CHAPTER SEVEN

WOODBRIDGE, VIRGINIA
JULY 13 2:25 A.M. EDT

A careful man is more likely to remain alive.

Cal Lowbridge was fastidious. He always carried a firearm, sometimes two, wherever he went. He carried his firearms hot but made sure to always safely lock away any weapons he wasn’t using, magazine out, no round in the chamber.

Lowbridge was always checking his surroundings, his head seemingly on a perpetual swivel. Little escaped his attention. He rarely took the same route to a destination and constantly checked his rear- and side-view mirrors. Before parking his car, he circled the block at least once, sometimes doubling back twice to see if he was being followed. He never parked his car in the same spot and never near thick foliage. Both of his personal vehicles had remote keyless ignitions.

His apartment was protected by a cutting-edge security system installed by a civilian contractor who had once worked in the same capacity for the FBI. Best of all, he had Loki, his agile Doberman, who seemed to have bionic ears and treated nearly everyone but Lowbridge as a mortal threat.

Lowbridge was a celebrated insomniac. That in itself didn’t present much of a problem, except that wherever he was detailed he was always being volunteered for first watch. Like most former SEALs, he had gone without sleep for at least forty-eight hours on multiple occasions. Unlike most former SEALs, he’d begun doing so long before he’d joined the teams and continued long after he’d left.

Lowbridge’s baseline insomnia was compounded this particular night by his struggle to adjust to the time change from the preceding three days in Pakistan. Jerri, his long-suffering (as she continually reminded him) girlfriend, left the apartment at ten thirty P.M. to work the night shift as a charge nurse at Sentara Northern Virginia Medical Center. He watched a movie, read parts of two opaque novels, and cleaned Jerri’s fish tank after she left. He was wide-awake at two thirty A.M. with no prospect of sleep on the horizon.

Fortunately, Loki seemed to share his master’s affliction and was pleased to accompany him on a walk through the neighborhood. Lowbridge inserted a magazine into his Beretta 92S, chambered a round, and stuck the weapon in his pocket holster. Before leaving the apartment he checked the stove, turned off all but one light, set the security alarm, and locked the door. He climbed down a flight of stairs, paused at the doorway, and looked up and down the sidewalk. He noted the locations and makes of the vehicles parked at the curb and, verifying that there was no one silhouetted along the rooftops of adjacent apartment complexes, permitted Loki to precede him out of the building.

The night was warm, humid, and still. The only sound came from the faint buzzing of an overhead streetlamp. There were just two lights on in the windows of the rows of apartment buildings lining the entire block, no pedestrians on the sidewalks, and no motorists on the street. Perfect for walking an obedient yet aggressive dog.

Lowbridge walked slowly and with a slight limp, a consequence of an exceedingly tiny but painful piece of shrapnel in his thigh, acquired during the assignment in Pakistan. Calhoun, the corpsman, had removed the offending piece of metal, disinfected the wound, and given Lowbridge an antibiotic shortly after the team’s extraction. He was given a clean bill of health upon arrival just outside Fort Belvoir for debrief and told to expect some stiffness and soreness for a while. Within a week or two he would be back to normal.

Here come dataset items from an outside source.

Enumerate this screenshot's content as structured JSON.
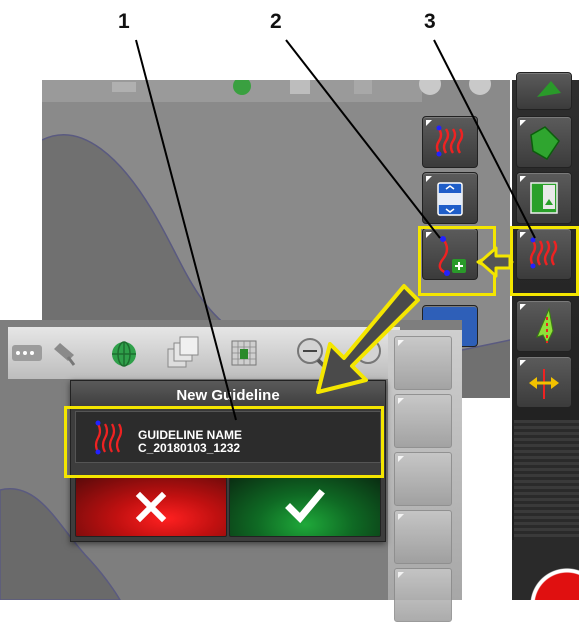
{
  "callouts": [
    "1",
    "2",
    "3"
  ],
  "dialog": {
    "title": "New Guideline",
    "name_label": "GUIDELINE NAME",
    "name_value": "C_20180103_1232",
    "cancel_icon": "close-x-icon",
    "confirm_icon": "checkmark-icon"
  },
  "highlight_color": "#f4e600",
  "icons": {
    "toolbar": [
      "antenna-icon",
      "satellite-dish-icon",
      "globe-icon",
      "layers-icon",
      "grid-map-icon",
      "zoom-out-icon",
      "zoom-in-icon"
    ],
    "background_column": [
      "wavy-lines-icon",
      "scroll-list-icon",
      "new-guideline-icon"
    ],
    "right_rail": [
      "map-view-icon",
      "field-green-icon",
      "field-export-icon",
      "guideline-patterns-icon",
      "steering-icon",
      "nudge-icon",
      "red-stop-button"
    ]
  }
}
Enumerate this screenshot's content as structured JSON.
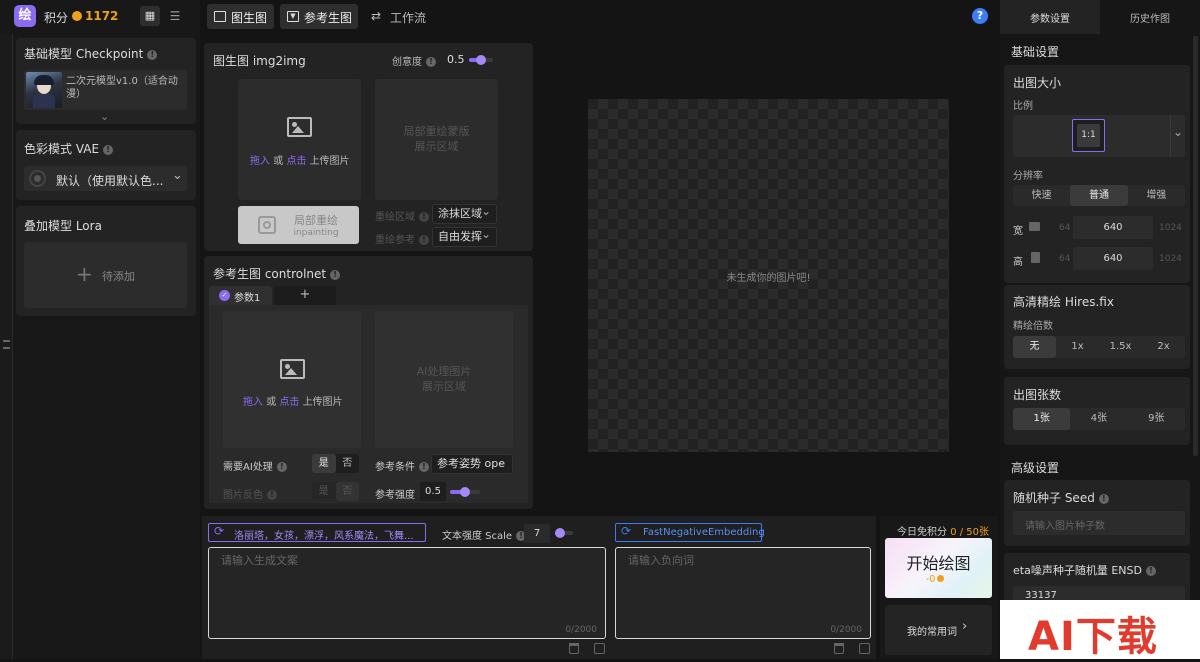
{
  "top": {
    "points_label": "积分",
    "points_value": "1172",
    "tabs": [
      {
        "label": "图生图",
        "active": true
      },
      {
        "label": "参考生图",
        "active": true
      },
      {
        "label": "工作流",
        "active": false
      }
    ],
    "help": "?"
  },
  "left": {
    "checkpoint_title": "基础模型 Checkpoint",
    "checkpoint_model": "二次元模型v1.0（适合动漫）",
    "vae_title": "色彩模式 VAE",
    "vae_value": "默认（使用默认色...",
    "lora_title": "叠加模型 Lora",
    "lora_add": "待添加"
  },
  "img2img": {
    "title": "图生图 img2img",
    "creativity_label": "创意度",
    "creativity_value": "0.5",
    "creativity_level": 0.5,
    "upload_drag": "拖入",
    "upload_or": "或",
    "upload_click": "点击",
    "upload_suffix": "上传图片",
    "mask_line1": "局部重绘蒙版",
    "mask_line2": "展示区域",
    "inpaint_label": "局部重绘",
    "inpaint_sub": "inpainting",
    "repaint_area_label": "重绘区域",
    "repaint_area_value": "涂抹区域",
    "repaint_ref_label": "重绘参考",
    "repaint_ref_value": "自由发挥"
  },
  "controlnet": {
    "title": "参考生图 controlnet",
    "tab1": "参数1",
    "tab_add": "+",
    "upload_drag": "拖入",
    "upload_or": "或",
    "upload_click": "点击",
    "upload_suffix": "上传图片",
    "ai_line1": "AI处理图片",
    "ai_line2": "展示区域",
    "need_ai_label": "需要AI处理",
    "yes": "是",
    "no": "否",
    "invert_label": "图片反色",
    "invert_yes": "是",
    "invert_no": "否",
    "cond_label": "参考条件",
    "cond_value": "参考姿势 ope",
    "strength_label": "参考强度",
    "strength_value": "0.5",
    "strength_level": 0.5
  },
  "canvas": {
    "placeholder": "未生成你的图片吧!"
  },
  "prompt": {
    "tag": "洛丽塔，女孩，漂浮，风系魔法，飞舞...",
    "scale_label": "文本强度 Scale",
    "scale_value": "7",
    "scale_level": 0.3,
    "placeholder": "请输入生成文案",
    "counter": "0/2000",
    "neg_tag": "FastNegativeEmbedding",
    "neg_placeholder": "请输入负向词",
    "neg_counter": "0/2000"
  },
  "generate": {
    "free_label": "今日免积分",
    "free_value": "0 / 50张",
    "button": "开始绘图",
    "cost": "-0",
    "my_words": "我的常用词"
  },
  "right": {
    "tab_params": "参数设置",
    "tab_history": "历史作图",
    "basic": "基础设置",
    "size_title": "出图大小",
    "ratio_label": "比例",
    "ratio_value": "1:1",
    "res_label": "分辨率",
    "res_options": [
      "快速",
      "普通",
      "增强"
    ],
    "width_label": "宽",
    "width_min": "64",
    "width_value": "640",
    "width_max": "1024",
    "height_label": "高",
    "height_min": "64",
    "height_value": "640",
    "height_max": "1024",
    "hires_title": "高清精绘 Hires.fix",
    "hires_label": "精绘倍数",
    "hires_options": [
      "无",
      "1x",
      "1.5x",
      "2x"
    ],
    "count_title": "出图张数",
    "count_options": [
      "1张",
      "4张",
      "9张"
    ],
    "advanced": "高级设置",
    "seed_title": "随机种子 Seed",
    "seed_placeholder": "请输入图片种子数",
    "ensd_title": "eta噪声种子随机量 ENSD",
    "ensd_value": "33137"
  },
  "watermark": {
    "text": "AI下载"
  },
  "colors": {
    "accent": "#8b6cf0",
    "points": "#f0a020",
    "blue": "#3d7bf7"
  }
}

With no pedestrians, vehicles, or small animals to distract him, Loki was content to walk slowly at his master’s side. Lowbridge paused at the end of the block and contemplated which direction to proceed. He decided to go right for no other reason than Loki had already begun moving in that direction. Loki’s decision was based on his favorite oak, which he carefully inspected before marking his territory once again, part of an ongoing turf war with the seemingly incontinent black Lab that resided with his elderly owner in the duplex across the street.

Loki returned to Lowbridge’s side and the pair made another right turn onto a largely unoccupied street where several houses had been left in midconstruction due to a persistent softness in the housing market. Jerri and Lowbridge had inspected one of the houses with an eye toward financing its completion and moving in. Cal estimated he had another year, at most, in Omega. He’d lost no more than half a step, but in his business that loss could be fatal. He’d had some feelers from security firms and private military contractors. Very good money. He’d long ago begun preparing for the transition, accumulating a decent savings. Leaving the team — the camaraderie, the sense of purpose — would be hard, but Jerri’s biological clock (as she frequently reminded him) was ticking.

Loki nuzzled Lowbridge’s hand in search of some treats. Cal dug into his left pocket for a biscuit, when Loki’s ears perked and he began to emit a growl that immediately turned into a soft, plaintive yelp as a geyser of blood erupted from the top of his skull and he fell on his side. Almost simultaneously, the hot sharpness of ballistic metal pierced the left side of Lowbridge’s neck just below the jawbone. Astonished by the skill of his assassin, in the milliseconds before death the fastidious operator chastised himself for not thinking it peculiar that the neighborhood’s nocturnal insects had remained still on this warm and humid night.